When John Clare began to be noticed by patrons and editors he was valued first and foremost as a freak. The title page of his first book described him as a Northampton peasant. He was, very briefly, a sensation. But the break for him hardly lasted. Each succeeding book of his – Poems Descriptive, The Village Minstrel, The Shepherd’s Calendar and The Rural Muse – can be seen now to have been better then the previous one – but each sold fewer copies. Fashion abandoned him to his life of extreme poverty and hard manual labour. And his life was made even worse because he had once been noticed as a writer:
“I live here among the ignorant like a lost man in fact like one whom the rest seems careless of having anything to do with – they hardly dare talk in my company for fear I should mention them in my writings and I find more pleasure in wandering the fields than in musing among my silent neighbours who are insensible to every thing but toiling and talking of it and that to no purpose.”
Gradually he went mad. “I had a variety of minds about me and all of them unsettled.” He began to see spirits of hideous description moving about on the ceiling of his room. He suffered long depressive spells alternating with manic episodes. On July 8, 1837, he was admitted to Dr Allen’s lunatic asylum in far away Essex. There he thought sometimes he was a prizefighter, sometimes that he had written Shakespeare’s plays and sometimes that he was Horatio Nelson on the high seas. In July, 1841, he escaped and walked the hundred miles back to his home, so hungry on the way that he ate grass. But he had quite lost himself in madness. By the end of 1841 he was re-admitted, this time to the Northampton General Lunatic Asylum. He remained there for the rest of his life in complete obscurity until he died of a stroke in 1864 at the age of seventy.
Nearly a century passed before John Clare’s poems were re-discovered and given their full due. Moreover, manuscripts were found which showed that some of his greatest poems had been written early in his years in the Northampton lunatic asylum. From time to time, before night fell for good, the clouds of madness parted and a marvellous light poured through. One poem written then seems to me, as I have come to read it again and again, the most heart-rending poem ever written.

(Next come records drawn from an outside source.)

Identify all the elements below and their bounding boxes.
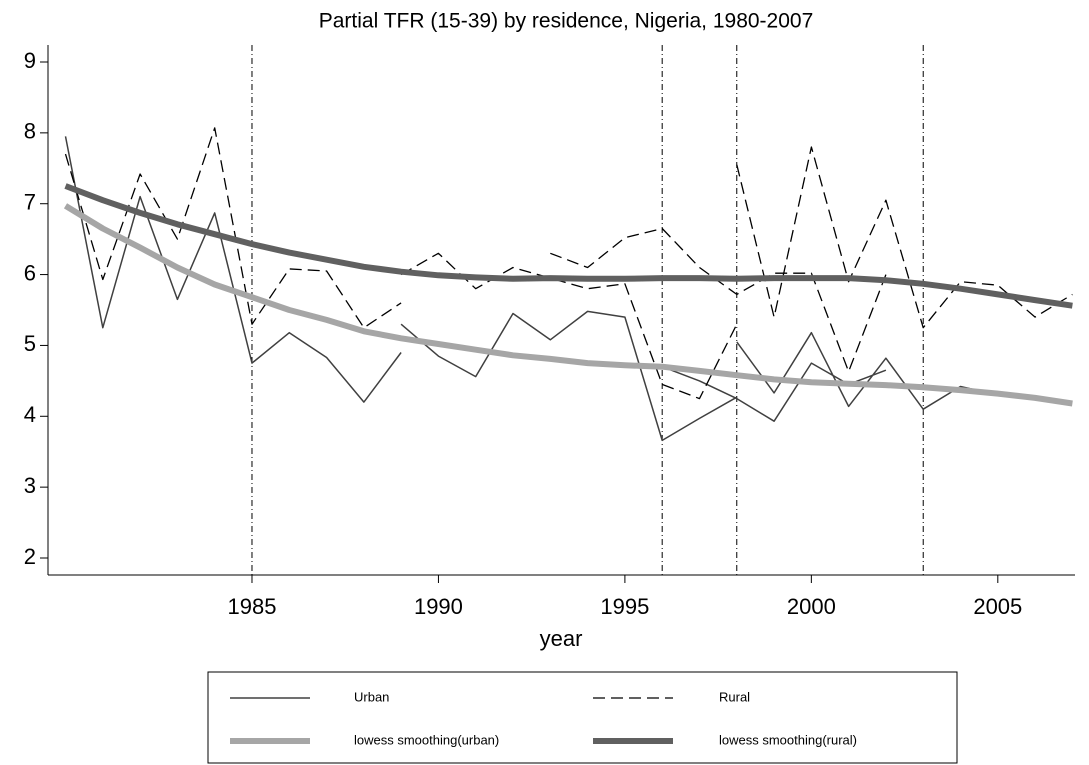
y-tick-label: 6 — [24, 260, 36, 285]
x-axis-label: year — [540, 626, 583, 651]
legend-label: Urban — [354, 689, 389, 704]
y-tick-label: 2 — [24, 544, 36, 569]
y-tick-label: 3 — [24, 473, 36, 498]
y-tick-label: 4 — [24, 402, 36, 427]
y-tick-label: 8 — [24, 119, 36, 144]
y-tick-label: 7 — [24, 190, 36, 215]
legend-label: Rural — [719, 689, 750, 704]
series-line — [63, 203, 1073, 407]
x-tick-label: 1985 — [228, 594, 277, 619]
chart-title: Partial TFR (15-39) by residence, Nigeri… — [319, 10, 814, 33]
x-tick-label: 2000 — [787, 594, 836, 619]
x-tick-label: 1995 — [600, 594, 649, 619]
y-tick-label: 5 — [24, 331, 36, 356]
x-tick-label: 2005 — [973, 594, 1022, 619]
x-tick-label: 1990 — [414, 594, 463, 619]
legend-box — [207, 671, 958, 764]
series-line — [64, 136, 998, 442]
y-tick-label: 9 — [24, 48, 36, 73]
legend-label: lowess smoothing(urban) — [354, 732, 499, 747]
series-line — [64, 183, 1073, 309]
legend-label: lowess smoothing(rural) — [719, 732, 857, 747]
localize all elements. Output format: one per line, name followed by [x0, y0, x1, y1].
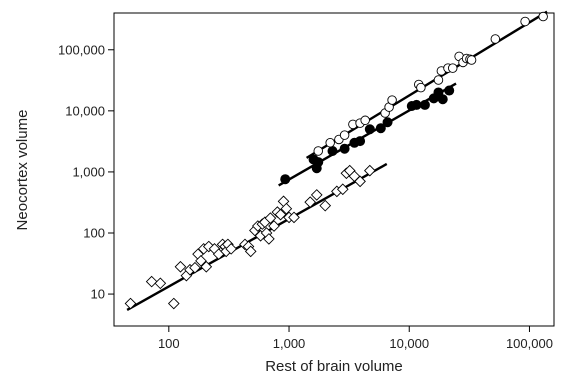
y-axis-title: Neocortex volume [14, 110, 31, 231]
data-point-open-circle [416, 82, 426, 93]
data-point-filled-circle [419, 99, 430, 110]
data-point-open-circle [360, 115, 370, 126]
data-point-diamond [263, 233, 275, 245]
x-tick-label: 100 [158, 336, 180, 351]
data-point-diamond [354, 175, 366, 188]
data-point-diamond [200, 260, 213, 273]
data-point-filled-circle [411, 99, 422, 110]
data-point-filled-circle [444, 85, 455, 96]
data-point-open-circle [433, 75, 444, 85]
data-point-filled-circle [327, 146, 338, 157]
data-point-open-circle [387, 95, 397, 105]
data-point-diamond [145, 275, 158, 288]
y-axis: 10 100 1,000 10,000 100,000 [58, 42, 114, 302]
data-point-diamond [319, 199, 332, 212]
plot-area-frame [113, 12, 555, 327]
data-point-open-circle [339, 130, 350, 140]
data-point-diamond [225, 243, 237, 255]
data-point-open-circle [447, 63, 458, 73]
data-point-filled-circle [375, 123, 386, 134]
data-point-filled-circle [355, 136, 366, 147]
data-point-diamond [280, 202, 293, 215]
data-point-diamond [310, 189, 323, 201]
x-axis: 100 1,000 10,000 100,000 [158, 326, 553, 351]
y-tick-label: 10 [91, 287, 105, 302]
data-point-filled-circle [313, 157, 324, 168]
data-point-diamond [244, 245, 257, 258]
data-point-open-circle [466, 55, 477, 65]
y-tick-label: 10,000 [65, 103, 105, 118]
x-axis-title: Rest of brain volume [265, 358, 403, 375]
data-point-open-circle [313, 146, 323, 156]
data-point-open-circle [538, 11, 548, 22]
data-point-diamond [174, 260, 187, 273]
data-point-filled-circle [382, 117, 393, 128]
data-point-diamond [195, 255, 207, 267]
data-point-open-circle [490, 34, 501, 44]
data-point-diamond [154, 277, 167, 290]
data-point-diamond [363, 164, 376, 177]
data-point-filled-circle [339, 143, 350, 154]
x-tick-label: 10,000 [389, 336, 429, 351]
data-point-filled-circle [280, 174, 291, 185]
y-tick-label: 100 [83, 225, 105, 240]
data-point-diamond [304, 196, 317, 208]
data-point-open-circle [520, 16, 530, 27]
data-point-diamond [274, 208, 287, 221]
data-point-diamond [167, 297, 180, 310]
data-point-diamond [336, 183, 349, 196]
data-point-filled-circle [364, 124, 375, 135]
data-points [124, 11, 548, 310]
data-point-diamond [264, 212, 277, 224]
data-point-filled-circle [437, 94, 448, 105]
data-point-diamond [124, 297, 137, 310]
x-tick-label: 100,000 [506, 336, 553, 351]
x-tick-label: 1,000 [273, 336, 306, 351]
data-point-diamond [189, 261, 201, 274]
data-point-open-circle [325, 138, 335, 148]
y-tick-label: 1,000 [72, 164, 105, 179]
y-tick-label: 100,000 [58, 42, 105, 57]
data-point-diamond [268, 220, 280, 232]
data-point-diamond [288, 211, 300, 224]
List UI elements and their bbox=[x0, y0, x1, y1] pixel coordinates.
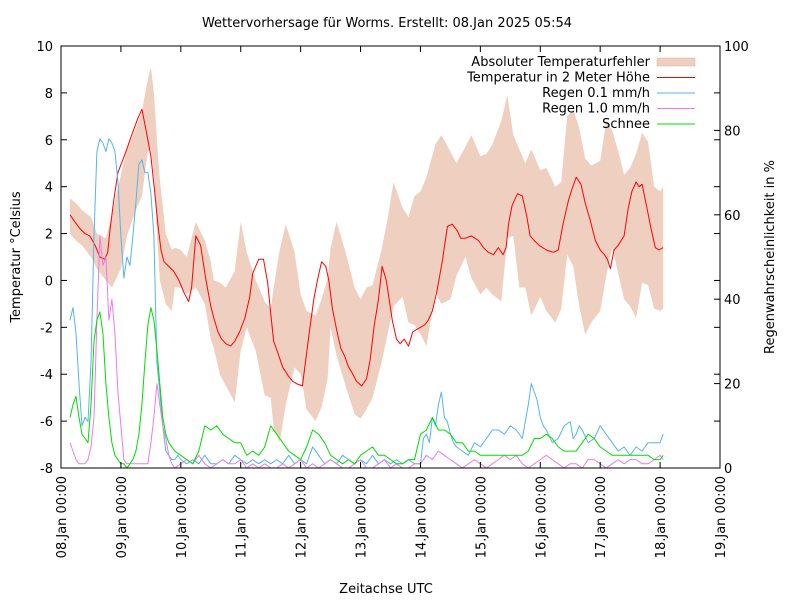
x-axis-label: Zeitachse UTC bbox=[339, 582, 433, 597]
legend-label: Schnee bbox=[602, 117, 650, 132]
x-tick-label: 16.Jan 00:00 bbox=[534, 476, 549, 558]
x-tick-label: 17.Jan 00:00 bbox=[594, 476, 609, 558]
plot-frame bbox=[60, 45, 721, 469]
legend-swatch bbox=[656, 57, 696, 67]
x-tick-label: 08.Jan 00:00 bbox=[55, 476, 70, 558]
series-line-temperatur-in-2-meter-h-he bbox=[69, 108, 664, 387]
y2-tick-label: 20 bbox=[724, 378, 741, 393]
series-line-schnee bbox=[69, 307, 664, 469]
y2-tick-label: 0 bbox=[724, 462, 732, 477]
x-tick-label: 13.Jan 00:00 bbox=[355, 476, 370, 558]
y-axis-label: Temperatur °Celsius bbox=[9, 191, 24, 324]
legend-label: Absoluter Temperaturfehler bbox=[471, 55, 650, 70]
x-axis: 08.Jan 00:00 09.Jan 00:00 10.Jan 00:00 11.J… bbox=[55, 46, 729, 558]
series-line-regen-1-0-mm-h bbox=[69, 235, 664, 469]
y-tick-label: 0 bbox=[45, 274, 53, 289]
y-tick-label: 6 bbox=[45, 134, 53, 149]
legend-label: Temperatur in 2 Meter Höhe bbox=[466, 71, 650, 86]
y-tick-label: -2 bbox=[40, 321, 53, 336]
series-band-absoluter-temperaturfehler bbox=[70, 67, 664, 443]
x-tick-label: 09.Jan 00:00 bbox=[115, 476, 130, 558]
y-tick-label: -8 bbox=[40, 462, 53, 477]
y-axis-left: -8 -6 -4 -2 0 2 4 6 8 10 bbox=[36, 40, 720, 477]
y-tick-label: -4 bbox=[40, 368, 53, 383]
x-tick-label: 18.Jan 00:00 bbox=[654, 476, 669, 558]
y2-axis-label: Regenwahrscheinlichkeit in % bbox=[763, 160, 778, 354]
legend-label: Regen 0.1 mm/h bbox=[542, 86, 650, 101]
y-tick-label: -6 bbox=[40, 415, 53, 430]
y2-tick-label: 100 bbox=[724, 40, 749, 55]
y-tick-label: 10 bbox=[36, 40, 53, 55]
series-lines-layer bbox=[69, 108, 664, 469]
x-tick-label: 14.Jan 00:00 bbox=[414, 476, 429, 558]
x-tick-label: 12.Jan 00:00 bbox=[295, 476, 310, 558]
x-tick-label: 11.Jan 00:00 bbox=[235, 476, 250, 558]
y-tick-label: 2 bbox=[45, 228, 53, 243]
y-tick-label: 8 bbox=[45, 87, 53, 102]
x-tick-label: 10.Jan 00:00 bbox=[175, 476, 190, 558]
x-tick-label: 15.Jan 00:00 bbox=[474, 476, 489, 558]
y2-tick-label: 80 bbox=[724, 124, 741, 139]
y-axis-right: 0 20 40 60 80 100 bbox=[714, 40, 749, 477]
legend-label: Regen 1.0 mm/h bbox=[542, 102, 650, 117]
x-tick-label: 19.Jan 00:00 bbox=[714, 476, 729, 558]
y-tick-label: 4 bbox=[45, 181, 53, 196]
temperature-error-band-layer bbox=[70, 67, 664, 443]
y2-tick-label: 40 bbox=[724, 293, 741, 308]
chart-title: Wettervorhersage für Worms. Erstellt: 08… bbox=[202, 16, 572, 31]
y2-tick-label: 60 bbox=[724, 209, 741, 224]
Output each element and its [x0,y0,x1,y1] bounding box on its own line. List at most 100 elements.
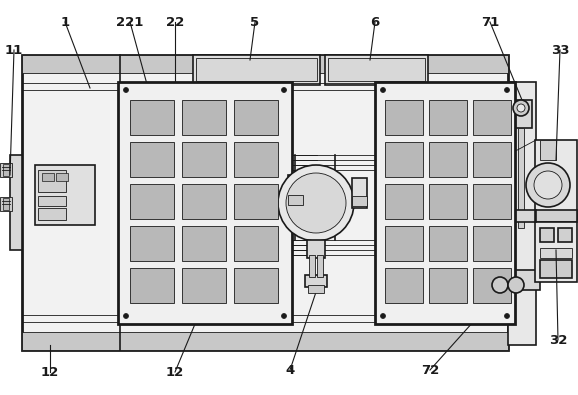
Bar [540,260,572,278]
Bar [429,226,467,261]
Bar [182,184,226,219]
Text: 22: 22 [166,15,184,28]
Bar [234,184,278,219]
Bar [535,140,577,220]
Bar [130,268,174,303]
Bar [182,100,226,135]
Bar [22,55,508,73]
Circle shape [505,314,509,318]
Bar [234,142,278,177]
Bar [518,128,524,228]
Bar [288,175,303,205]
Bar [3,164,9,176]
Bar [130,226,174,261]
Circle shape [380,314,386,318]
Bar [385,226,423,261]
Bar [429,268,467,303]
Text: 221: 221 [116,15,144,28]
Bar [429,100,467,135]
Circle shape [517,104,525,112]
Bar [130,142,174,177]
Bar [540,228,554,242]
Circle shape [505,88,509,92]
Bar [38,196,66,206]
Bar [130,184,174,219]
Bar [429,142,467,177]
Bar [22,332,508,350]
Circle shape [380,88,386,92]
Text: 11: 11 [5,43,23,56]
Bar [385,184,423,219]
Bar [3,198,9,210]
Bar [473,268,511,303]
Text: 1: 1 [61,15,69,28]
Bar [130,100,174,135]
Bar [352,196,367,206]
Bar [0,163,12,177]
Bar [307,240,325,258]
Bar [385,142,423,177]
Text: 6: 6 [370,15,380,28]
Circle shape [286,173,346,233]
Bar [193,55,320,85]
Text: 71: 71 [481,15,499,28]
Circle shape [281,88,287,92]
Bar [473,184,511,219]
Bar [234,226,278,261]
Bar [375,82,515,324]
Circle shape [508,277,524,293]
Bar [510,100,532,128]
Circle shape [124,314,128,318]
Bar [508,82,536,345]
Bar [38,170,66,192]
Bar [473,226,511,261]
Bar [309,255,315,277]
Bar [505,270,540,290]
Bar [0,197,12,211]
Circle shape [526,163,570,207]
Text: 5: 5 [250,15,260,28]
Bar [118,82,292,324]
Circle shape [513,100,529,116]
Text: 72: 72 [421,363,439,376]
Text: 32: 32 [549,333,567,346]
Text: 12: 12 [41,365,59,378]
Bar [535,210,577,222]
Bar [305,275,327,287]
Bar [196,58,317,81]
Bar [56,173,68,181]
Bar [473,100,511,135]
Circle shape [492,277,508,293]
Bar [385,100,423,135]
Bar [558,228,572,242]
Bar [22,55,508,350]
Bar [540,140,556,160]
Bar [473,142,511,177]
Bar [467,286,477,294]
Text: 12: 12 [166,365,184,378]
Bar [42,173,54,181]
Bar [385,268,423,303]
Bar [317,255,323,277]
Bar [450,278,508,286]
Text: 4: 4 [286,363,295,376]
Bar [490,265,510,295]
Circle shape [534,171,562,199]
Bar [429,184,467,219]
Bar [234,268,278,303]
Bar [182,226,226,261]
Bar [308,285,324,293]
Bar [508,210,535,222]
Circle shape [124,88,128,92]
Bar [540,248,572,258]
Bar [288,195,303,205]
Bar [182,268,226,303]
Bar [325,55,428,85]
Bar [535,222,577,282]
Bar [38,208,66,220]
Circle shape [281,314,287,318]
Bar [328,58,425,81]
Bar [352,178,367,208]
Bar [182,142,226,177]
Bar [35,165,95,225]
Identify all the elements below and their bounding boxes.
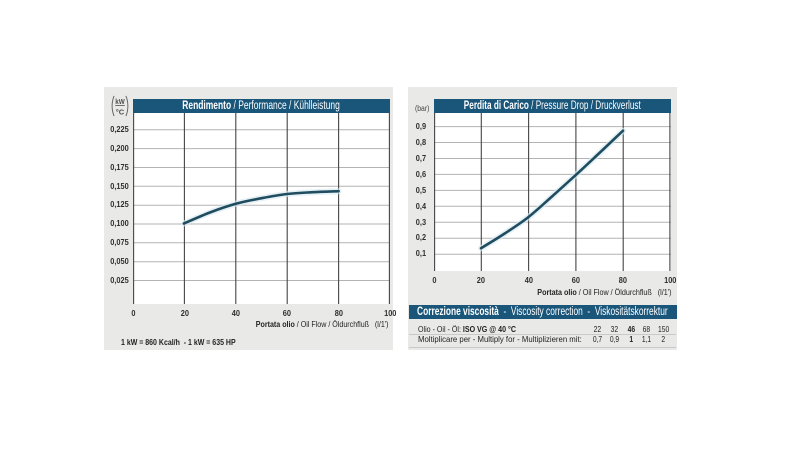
- svg-text:kW: kW: [115, 99, 125, 106]
- svg-text:°C: °C: [116, 108, 125, 116]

I am – yet what I am, none cares or knows;
My friends forsake me like a memory lost:
I am the self-consumer of my woes –
They rise and vanish in oblivion’s host
Like shadows in love- frenzied stifled throes –
And yet I am and love – like vapours tossed
Into the nothingness of scorn and noise
Into the living sea of waking dreams
Where there is neither sense of life or joys
But the vast shipwreck of my life’s esteems;
Even the dearest that I love the best
Are strange – nay, rather, stranger than the rest.
I long for scenes where man hath never trod,
A place where woman never smiled or wept,
There to abide with my creator, God,
Sleep as I in childhood sweetly slept,
Untroubling and untroubled where I lie,
The grass below – above, the vaulted sky.